After a long, illustrious and at times controversial career that began in 1995 with the Oakland Athletics, Jason Giambi announced his retirement from Major League Baseball on Monday.

In his statement published by the New York Daily News, Giambi thanked his family and friends for the support over the years before turning to the folks in baseball who helped him along the way. Here is an excerpt:

Ever since I was five years old, all I ever wanted to be was a Major League Baseball player. The Oakland A’s, New York Yankees, Colorado Rockies and Cleveland Indians were a big part of helping that dream come true.

To the managers, coaches and players, it’s been a tremendous honor sharing the field with you and thank you very much.

To the writers, local and national, and to the broadcasters, I want to express my appreciation to the media for covering the game we all love.

I want to thank the fans for being a part of this incredible journey. I especially want to thank the fans that gave me a second chance to let me show you the human being you see today.

Lastly, to the game of baseball: I started playing you when I was a kid and I’m leaving you a man. Thank you.
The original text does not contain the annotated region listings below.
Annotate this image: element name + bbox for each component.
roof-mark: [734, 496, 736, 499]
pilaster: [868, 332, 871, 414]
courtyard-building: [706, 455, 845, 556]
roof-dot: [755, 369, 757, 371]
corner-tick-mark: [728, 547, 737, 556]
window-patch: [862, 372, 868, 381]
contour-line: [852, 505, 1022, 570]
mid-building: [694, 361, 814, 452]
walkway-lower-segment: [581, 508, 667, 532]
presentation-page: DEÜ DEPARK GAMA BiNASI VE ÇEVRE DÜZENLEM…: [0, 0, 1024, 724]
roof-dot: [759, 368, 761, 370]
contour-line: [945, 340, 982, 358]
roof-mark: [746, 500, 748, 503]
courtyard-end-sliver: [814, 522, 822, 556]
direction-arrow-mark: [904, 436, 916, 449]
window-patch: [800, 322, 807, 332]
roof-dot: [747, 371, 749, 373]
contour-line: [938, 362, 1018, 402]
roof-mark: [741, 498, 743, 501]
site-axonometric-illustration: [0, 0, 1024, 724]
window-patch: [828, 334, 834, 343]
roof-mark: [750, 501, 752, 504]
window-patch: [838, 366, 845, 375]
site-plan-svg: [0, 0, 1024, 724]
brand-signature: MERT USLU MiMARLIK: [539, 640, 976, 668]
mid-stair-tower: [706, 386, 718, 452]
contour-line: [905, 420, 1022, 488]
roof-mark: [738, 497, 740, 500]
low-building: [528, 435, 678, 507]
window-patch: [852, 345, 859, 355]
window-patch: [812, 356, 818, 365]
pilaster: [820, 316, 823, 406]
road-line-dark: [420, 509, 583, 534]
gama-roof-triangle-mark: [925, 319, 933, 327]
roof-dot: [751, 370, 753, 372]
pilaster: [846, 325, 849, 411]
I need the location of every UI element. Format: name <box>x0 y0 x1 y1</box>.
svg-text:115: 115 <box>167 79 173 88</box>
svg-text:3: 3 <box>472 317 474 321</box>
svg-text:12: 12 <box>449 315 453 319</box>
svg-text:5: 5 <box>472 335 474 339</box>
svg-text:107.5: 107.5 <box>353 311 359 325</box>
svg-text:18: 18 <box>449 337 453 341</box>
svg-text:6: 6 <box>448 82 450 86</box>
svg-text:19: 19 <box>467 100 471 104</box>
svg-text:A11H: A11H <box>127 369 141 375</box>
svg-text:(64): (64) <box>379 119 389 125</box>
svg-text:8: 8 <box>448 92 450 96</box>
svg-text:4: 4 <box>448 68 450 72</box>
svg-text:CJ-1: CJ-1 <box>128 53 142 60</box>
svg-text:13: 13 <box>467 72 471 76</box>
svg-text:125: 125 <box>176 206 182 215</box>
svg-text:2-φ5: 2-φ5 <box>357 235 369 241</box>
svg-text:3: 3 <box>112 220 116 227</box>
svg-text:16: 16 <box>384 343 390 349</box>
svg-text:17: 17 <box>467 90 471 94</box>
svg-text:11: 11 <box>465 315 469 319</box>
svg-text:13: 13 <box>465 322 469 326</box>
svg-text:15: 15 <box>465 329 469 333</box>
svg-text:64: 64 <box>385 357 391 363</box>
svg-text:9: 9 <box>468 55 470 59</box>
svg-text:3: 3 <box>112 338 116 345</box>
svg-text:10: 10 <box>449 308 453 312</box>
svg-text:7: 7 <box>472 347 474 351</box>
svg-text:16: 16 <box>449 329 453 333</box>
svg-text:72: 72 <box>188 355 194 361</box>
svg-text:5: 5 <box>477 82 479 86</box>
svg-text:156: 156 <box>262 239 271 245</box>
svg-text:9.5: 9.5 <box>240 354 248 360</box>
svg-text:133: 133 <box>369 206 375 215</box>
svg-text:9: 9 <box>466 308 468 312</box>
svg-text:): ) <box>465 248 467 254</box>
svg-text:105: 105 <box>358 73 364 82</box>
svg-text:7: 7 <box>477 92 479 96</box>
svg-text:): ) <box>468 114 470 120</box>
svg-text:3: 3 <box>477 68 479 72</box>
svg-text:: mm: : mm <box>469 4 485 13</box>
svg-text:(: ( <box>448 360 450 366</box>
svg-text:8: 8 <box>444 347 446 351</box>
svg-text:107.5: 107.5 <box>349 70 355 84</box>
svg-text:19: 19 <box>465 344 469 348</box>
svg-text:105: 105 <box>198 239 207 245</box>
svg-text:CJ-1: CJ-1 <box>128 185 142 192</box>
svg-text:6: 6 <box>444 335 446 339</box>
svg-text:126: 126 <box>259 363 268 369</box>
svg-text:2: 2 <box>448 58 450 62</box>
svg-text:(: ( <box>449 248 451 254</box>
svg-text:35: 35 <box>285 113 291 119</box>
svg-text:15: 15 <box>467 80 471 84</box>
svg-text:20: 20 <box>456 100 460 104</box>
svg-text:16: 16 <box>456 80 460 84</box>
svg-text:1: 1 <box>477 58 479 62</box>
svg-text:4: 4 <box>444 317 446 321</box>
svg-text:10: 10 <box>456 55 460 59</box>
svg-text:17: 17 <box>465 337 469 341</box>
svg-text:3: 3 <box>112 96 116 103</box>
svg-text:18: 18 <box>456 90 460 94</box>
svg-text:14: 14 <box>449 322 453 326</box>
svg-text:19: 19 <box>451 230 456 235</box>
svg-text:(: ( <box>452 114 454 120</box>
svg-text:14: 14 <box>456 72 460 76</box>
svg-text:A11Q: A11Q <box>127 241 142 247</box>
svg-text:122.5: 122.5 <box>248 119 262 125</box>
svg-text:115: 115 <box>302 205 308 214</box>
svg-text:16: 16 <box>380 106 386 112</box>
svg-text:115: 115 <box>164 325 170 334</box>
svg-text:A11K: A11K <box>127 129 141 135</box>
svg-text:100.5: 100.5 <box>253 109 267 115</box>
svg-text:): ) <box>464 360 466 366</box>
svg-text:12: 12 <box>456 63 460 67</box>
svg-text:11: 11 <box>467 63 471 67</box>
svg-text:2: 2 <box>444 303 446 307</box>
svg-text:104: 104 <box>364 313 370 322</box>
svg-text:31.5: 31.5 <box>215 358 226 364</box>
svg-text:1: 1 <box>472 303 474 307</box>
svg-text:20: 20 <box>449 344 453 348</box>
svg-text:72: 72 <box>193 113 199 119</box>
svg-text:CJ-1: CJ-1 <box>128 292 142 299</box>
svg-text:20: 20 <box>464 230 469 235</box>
Giambi spent 20 years in baseball, hitting a lifetime .277 with 2,010 hits, 440 home runs and 1,441 RBI. He was a five-time MLB All-Star and won the American League MVP award in 2000. The first baseman also won the Silver Slugger award in 2001 and 2002.

He last suited up for the Cleveland Indians in 2014 but only appeared in 26 games during the season before entering free agency in October.

His career was marked by some controversy amid the steroid era, however. In 2004, it came to light that Giambi admitted to using performance-enhancing drugs to a federal grand jury in 2003. He didn’t publicly admit he took steroids until 2007, when he chastised Major League Baseball and its players for not apologizing for the steroid era.

Howard Bryant of ESPN favorably remembers how Giambi handled the controversy:

It’s hard to say what Giambi’s legacy will be going forward, as is the case with many of the players who were entangled in the steroid controversy. But all things considered, he was one of the finest hitters of his generation and a truly dominant player from 1999 to 2003.

History will decide whether the numbers he posted—and the numbers posted by his contemporaries—can be trusted. For a stretch during his prime, though, there were few players in baseball better than Giambi.